Based on the guided H217 and 2018 crude production ramp-up for our sample group and the current forward strip, these shale firms will not be funding drilling programmes through operating cashflows anytime soon. This means they are likely to continue tapping debt and equity markets for finance, adding to a debt pile that already stands at $120bn. And investor appetite for exposure has been sliding. Since the start of 2016, an investment in a basket of E&P firms would have underperformed the
S&P 500 and WTI crude oil significantly. This tells us two important things: first, that macro investors seeking a benchmark-beating return would have been better rewarded by putting their money elsewhere.
Second, oil investors would have been better off just buying oil futures. The problem with the oil market right now is that it wants to trade the next decade's potential slowdown in demand, but ignores the fundamental reality in front of it today. We don't deny that demand growth can slow materially from around 2026 as the penetration of EVs and hybrids becomes material to transportation demand. But investors remain transfixed by an as-yet-unrealised energy revolution, and they are not paying attention to the supply side's ability
—or inability —to meet today's demand for oil. Once the last of the legacy projects come onstream, there is little new investment on the horizon outside the shale sector.

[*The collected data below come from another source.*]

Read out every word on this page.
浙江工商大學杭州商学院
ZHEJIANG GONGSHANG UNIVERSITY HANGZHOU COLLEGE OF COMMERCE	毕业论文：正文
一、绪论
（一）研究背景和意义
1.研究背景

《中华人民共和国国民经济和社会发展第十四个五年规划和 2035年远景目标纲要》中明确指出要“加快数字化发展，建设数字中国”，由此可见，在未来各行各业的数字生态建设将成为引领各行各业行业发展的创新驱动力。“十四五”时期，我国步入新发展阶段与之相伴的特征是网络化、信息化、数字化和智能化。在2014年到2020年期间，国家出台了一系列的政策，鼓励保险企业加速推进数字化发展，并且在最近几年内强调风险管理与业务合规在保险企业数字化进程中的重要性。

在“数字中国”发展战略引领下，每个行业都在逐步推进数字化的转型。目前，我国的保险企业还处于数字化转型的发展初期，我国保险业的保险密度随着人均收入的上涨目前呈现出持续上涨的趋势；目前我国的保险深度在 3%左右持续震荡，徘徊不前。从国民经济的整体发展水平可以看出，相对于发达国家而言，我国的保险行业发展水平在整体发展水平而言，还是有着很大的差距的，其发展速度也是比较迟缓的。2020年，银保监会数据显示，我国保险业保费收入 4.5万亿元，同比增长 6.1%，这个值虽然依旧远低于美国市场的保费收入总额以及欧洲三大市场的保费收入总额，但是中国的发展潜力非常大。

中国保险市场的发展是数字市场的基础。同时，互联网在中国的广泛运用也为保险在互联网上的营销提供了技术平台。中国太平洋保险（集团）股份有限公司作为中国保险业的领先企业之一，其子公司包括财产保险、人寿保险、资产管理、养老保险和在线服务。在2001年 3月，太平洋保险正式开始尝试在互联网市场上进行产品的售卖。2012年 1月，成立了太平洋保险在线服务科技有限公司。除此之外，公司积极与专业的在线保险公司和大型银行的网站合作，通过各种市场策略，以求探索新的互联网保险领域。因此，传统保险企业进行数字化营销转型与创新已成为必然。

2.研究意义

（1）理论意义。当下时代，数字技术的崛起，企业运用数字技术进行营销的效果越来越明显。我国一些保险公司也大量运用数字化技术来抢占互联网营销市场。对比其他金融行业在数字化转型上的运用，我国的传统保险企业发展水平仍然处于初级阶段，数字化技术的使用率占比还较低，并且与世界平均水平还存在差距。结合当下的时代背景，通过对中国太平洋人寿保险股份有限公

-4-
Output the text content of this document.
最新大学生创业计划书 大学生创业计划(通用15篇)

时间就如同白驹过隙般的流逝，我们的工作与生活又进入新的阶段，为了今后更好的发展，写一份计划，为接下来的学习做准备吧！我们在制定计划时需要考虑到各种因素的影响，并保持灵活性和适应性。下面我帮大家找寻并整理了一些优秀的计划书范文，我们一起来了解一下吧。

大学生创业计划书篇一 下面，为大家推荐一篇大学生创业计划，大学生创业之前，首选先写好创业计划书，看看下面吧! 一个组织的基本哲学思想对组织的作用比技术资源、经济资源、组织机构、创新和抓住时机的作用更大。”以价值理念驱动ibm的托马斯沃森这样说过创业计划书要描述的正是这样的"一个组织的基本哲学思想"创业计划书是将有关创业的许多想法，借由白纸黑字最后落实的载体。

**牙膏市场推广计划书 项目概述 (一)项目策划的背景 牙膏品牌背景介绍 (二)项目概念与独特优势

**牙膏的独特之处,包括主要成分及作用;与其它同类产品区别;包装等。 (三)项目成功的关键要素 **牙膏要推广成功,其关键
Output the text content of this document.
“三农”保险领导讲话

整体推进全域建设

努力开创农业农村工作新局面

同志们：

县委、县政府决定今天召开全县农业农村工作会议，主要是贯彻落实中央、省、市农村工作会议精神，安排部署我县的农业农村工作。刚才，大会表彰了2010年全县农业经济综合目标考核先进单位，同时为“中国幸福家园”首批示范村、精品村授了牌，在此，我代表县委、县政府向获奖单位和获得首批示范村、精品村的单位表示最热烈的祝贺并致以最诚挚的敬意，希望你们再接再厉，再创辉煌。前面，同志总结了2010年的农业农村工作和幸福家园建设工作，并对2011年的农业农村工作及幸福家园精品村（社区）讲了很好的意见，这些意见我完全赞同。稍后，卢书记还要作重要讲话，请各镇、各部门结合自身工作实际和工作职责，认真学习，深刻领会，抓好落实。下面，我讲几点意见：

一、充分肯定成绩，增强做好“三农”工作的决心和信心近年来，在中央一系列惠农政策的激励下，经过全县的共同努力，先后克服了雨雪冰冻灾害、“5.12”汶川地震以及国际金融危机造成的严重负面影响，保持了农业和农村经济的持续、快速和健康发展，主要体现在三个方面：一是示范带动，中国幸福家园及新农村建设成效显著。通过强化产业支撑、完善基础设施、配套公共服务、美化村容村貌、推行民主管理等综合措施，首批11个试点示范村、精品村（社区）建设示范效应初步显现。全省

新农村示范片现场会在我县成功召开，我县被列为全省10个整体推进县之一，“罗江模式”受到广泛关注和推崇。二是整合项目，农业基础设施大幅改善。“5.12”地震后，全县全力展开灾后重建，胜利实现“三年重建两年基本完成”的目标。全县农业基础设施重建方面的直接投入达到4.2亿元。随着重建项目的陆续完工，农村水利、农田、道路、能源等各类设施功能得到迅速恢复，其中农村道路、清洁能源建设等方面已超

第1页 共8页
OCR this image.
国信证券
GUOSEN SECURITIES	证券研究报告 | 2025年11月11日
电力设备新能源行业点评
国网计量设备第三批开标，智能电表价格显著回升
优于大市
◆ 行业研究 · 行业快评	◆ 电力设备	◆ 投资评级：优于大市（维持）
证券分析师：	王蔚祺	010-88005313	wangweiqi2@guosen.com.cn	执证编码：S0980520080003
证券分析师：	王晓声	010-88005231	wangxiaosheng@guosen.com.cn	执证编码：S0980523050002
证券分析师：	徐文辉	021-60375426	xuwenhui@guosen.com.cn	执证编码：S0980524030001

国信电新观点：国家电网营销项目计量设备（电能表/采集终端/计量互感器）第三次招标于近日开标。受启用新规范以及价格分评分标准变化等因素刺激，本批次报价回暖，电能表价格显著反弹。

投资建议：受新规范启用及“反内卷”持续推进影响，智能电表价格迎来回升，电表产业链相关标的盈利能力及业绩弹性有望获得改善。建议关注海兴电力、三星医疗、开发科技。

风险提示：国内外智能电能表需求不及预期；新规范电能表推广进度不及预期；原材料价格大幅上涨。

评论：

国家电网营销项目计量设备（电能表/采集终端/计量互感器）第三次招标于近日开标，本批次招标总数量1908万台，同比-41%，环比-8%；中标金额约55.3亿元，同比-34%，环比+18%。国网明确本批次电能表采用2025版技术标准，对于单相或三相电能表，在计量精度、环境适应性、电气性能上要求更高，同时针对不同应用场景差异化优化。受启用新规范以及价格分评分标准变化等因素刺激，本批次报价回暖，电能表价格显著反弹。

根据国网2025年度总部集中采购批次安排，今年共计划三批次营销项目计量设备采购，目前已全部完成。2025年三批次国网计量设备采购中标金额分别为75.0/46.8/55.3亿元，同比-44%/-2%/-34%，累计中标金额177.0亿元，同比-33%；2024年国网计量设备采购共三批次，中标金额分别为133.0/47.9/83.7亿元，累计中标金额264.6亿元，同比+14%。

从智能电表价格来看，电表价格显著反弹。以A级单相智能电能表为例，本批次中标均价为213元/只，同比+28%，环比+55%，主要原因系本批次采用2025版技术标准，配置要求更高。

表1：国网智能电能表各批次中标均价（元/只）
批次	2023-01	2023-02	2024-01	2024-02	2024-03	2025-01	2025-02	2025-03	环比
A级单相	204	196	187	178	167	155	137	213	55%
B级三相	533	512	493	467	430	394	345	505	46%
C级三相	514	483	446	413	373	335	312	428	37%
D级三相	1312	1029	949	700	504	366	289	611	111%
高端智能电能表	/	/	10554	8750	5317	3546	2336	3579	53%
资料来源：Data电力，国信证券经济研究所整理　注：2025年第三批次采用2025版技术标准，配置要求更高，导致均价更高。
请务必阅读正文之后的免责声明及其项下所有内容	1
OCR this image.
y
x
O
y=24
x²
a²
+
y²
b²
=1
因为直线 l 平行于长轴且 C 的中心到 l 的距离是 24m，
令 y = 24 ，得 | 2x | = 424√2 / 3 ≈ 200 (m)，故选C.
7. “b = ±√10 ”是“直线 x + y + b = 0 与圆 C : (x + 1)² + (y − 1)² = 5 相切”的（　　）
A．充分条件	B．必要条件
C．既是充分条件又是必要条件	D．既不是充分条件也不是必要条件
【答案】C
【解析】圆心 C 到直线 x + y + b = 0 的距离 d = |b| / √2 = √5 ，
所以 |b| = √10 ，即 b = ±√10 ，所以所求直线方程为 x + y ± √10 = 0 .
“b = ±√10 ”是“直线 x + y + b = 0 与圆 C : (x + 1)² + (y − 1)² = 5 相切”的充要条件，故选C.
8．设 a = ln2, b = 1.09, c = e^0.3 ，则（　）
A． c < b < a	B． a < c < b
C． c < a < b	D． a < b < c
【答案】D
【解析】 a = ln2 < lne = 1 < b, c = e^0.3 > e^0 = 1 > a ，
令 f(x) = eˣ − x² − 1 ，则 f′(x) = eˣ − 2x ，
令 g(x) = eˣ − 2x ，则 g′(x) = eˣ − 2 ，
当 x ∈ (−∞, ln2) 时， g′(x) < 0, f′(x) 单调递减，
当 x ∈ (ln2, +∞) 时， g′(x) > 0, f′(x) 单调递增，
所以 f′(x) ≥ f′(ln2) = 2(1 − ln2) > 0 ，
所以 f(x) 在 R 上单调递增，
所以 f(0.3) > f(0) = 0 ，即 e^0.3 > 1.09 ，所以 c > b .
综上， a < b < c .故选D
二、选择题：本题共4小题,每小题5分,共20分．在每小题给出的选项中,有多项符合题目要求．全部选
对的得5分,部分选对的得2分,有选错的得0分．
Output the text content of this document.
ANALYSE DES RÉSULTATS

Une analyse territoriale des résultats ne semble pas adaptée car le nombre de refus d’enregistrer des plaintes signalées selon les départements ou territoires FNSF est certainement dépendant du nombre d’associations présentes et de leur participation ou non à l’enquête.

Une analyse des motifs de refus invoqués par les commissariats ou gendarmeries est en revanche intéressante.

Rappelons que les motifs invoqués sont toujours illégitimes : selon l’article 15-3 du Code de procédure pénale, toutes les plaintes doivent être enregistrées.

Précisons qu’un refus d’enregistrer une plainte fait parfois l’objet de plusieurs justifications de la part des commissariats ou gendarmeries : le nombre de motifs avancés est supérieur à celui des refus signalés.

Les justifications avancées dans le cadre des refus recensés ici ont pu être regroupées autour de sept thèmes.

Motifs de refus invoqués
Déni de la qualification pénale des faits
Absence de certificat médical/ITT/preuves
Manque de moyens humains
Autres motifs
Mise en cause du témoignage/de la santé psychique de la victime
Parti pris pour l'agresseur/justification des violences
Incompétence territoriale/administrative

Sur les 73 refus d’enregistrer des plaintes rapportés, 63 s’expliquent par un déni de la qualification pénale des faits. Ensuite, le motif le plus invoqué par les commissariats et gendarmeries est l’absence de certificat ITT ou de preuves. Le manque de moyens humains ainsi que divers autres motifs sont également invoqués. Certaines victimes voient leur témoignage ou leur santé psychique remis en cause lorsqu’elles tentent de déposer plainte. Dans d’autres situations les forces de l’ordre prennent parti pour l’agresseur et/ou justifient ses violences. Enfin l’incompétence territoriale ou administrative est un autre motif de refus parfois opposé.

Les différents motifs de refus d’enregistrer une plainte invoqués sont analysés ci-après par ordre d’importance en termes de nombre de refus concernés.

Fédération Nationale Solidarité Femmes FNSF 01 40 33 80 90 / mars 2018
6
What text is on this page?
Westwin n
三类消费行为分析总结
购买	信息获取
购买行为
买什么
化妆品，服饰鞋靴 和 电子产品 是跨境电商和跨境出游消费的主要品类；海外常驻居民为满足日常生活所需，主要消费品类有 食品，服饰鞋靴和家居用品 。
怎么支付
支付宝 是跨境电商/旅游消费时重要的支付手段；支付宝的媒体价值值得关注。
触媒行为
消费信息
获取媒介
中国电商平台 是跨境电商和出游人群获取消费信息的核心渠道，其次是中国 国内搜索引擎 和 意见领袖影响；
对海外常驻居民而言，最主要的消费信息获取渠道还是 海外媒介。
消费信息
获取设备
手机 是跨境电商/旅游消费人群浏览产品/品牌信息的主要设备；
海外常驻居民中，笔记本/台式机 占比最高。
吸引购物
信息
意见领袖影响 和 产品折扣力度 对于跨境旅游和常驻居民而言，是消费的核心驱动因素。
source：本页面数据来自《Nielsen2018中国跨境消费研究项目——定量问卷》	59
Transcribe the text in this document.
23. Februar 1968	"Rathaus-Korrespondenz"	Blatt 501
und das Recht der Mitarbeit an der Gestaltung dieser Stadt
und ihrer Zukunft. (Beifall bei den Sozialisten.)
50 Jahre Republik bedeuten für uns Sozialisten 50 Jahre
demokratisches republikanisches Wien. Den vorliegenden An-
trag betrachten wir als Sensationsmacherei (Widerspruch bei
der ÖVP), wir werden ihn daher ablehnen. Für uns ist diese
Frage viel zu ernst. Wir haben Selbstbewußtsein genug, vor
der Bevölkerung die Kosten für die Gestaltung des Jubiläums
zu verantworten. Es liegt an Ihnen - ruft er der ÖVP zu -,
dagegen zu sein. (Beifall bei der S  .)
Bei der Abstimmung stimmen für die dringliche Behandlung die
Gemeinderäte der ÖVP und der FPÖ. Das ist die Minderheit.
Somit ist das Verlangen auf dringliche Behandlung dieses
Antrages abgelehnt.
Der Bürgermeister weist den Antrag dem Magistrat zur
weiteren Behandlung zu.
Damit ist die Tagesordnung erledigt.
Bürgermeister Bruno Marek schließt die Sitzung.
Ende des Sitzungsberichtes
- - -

If demand does not slow, the world will need far more oil than the tight oil sector can offer at $50/b. Without additional productive capacity, rapidly growing consumption could trigger a supply crunch well before the theoretical peak in oil demand is reached. We are not saying for one moment that there is too little oil
—there is plenty. There just isn't enough oil at $50/b.
Amrita Sen is Chief Oil Analyst at Energy Aspects.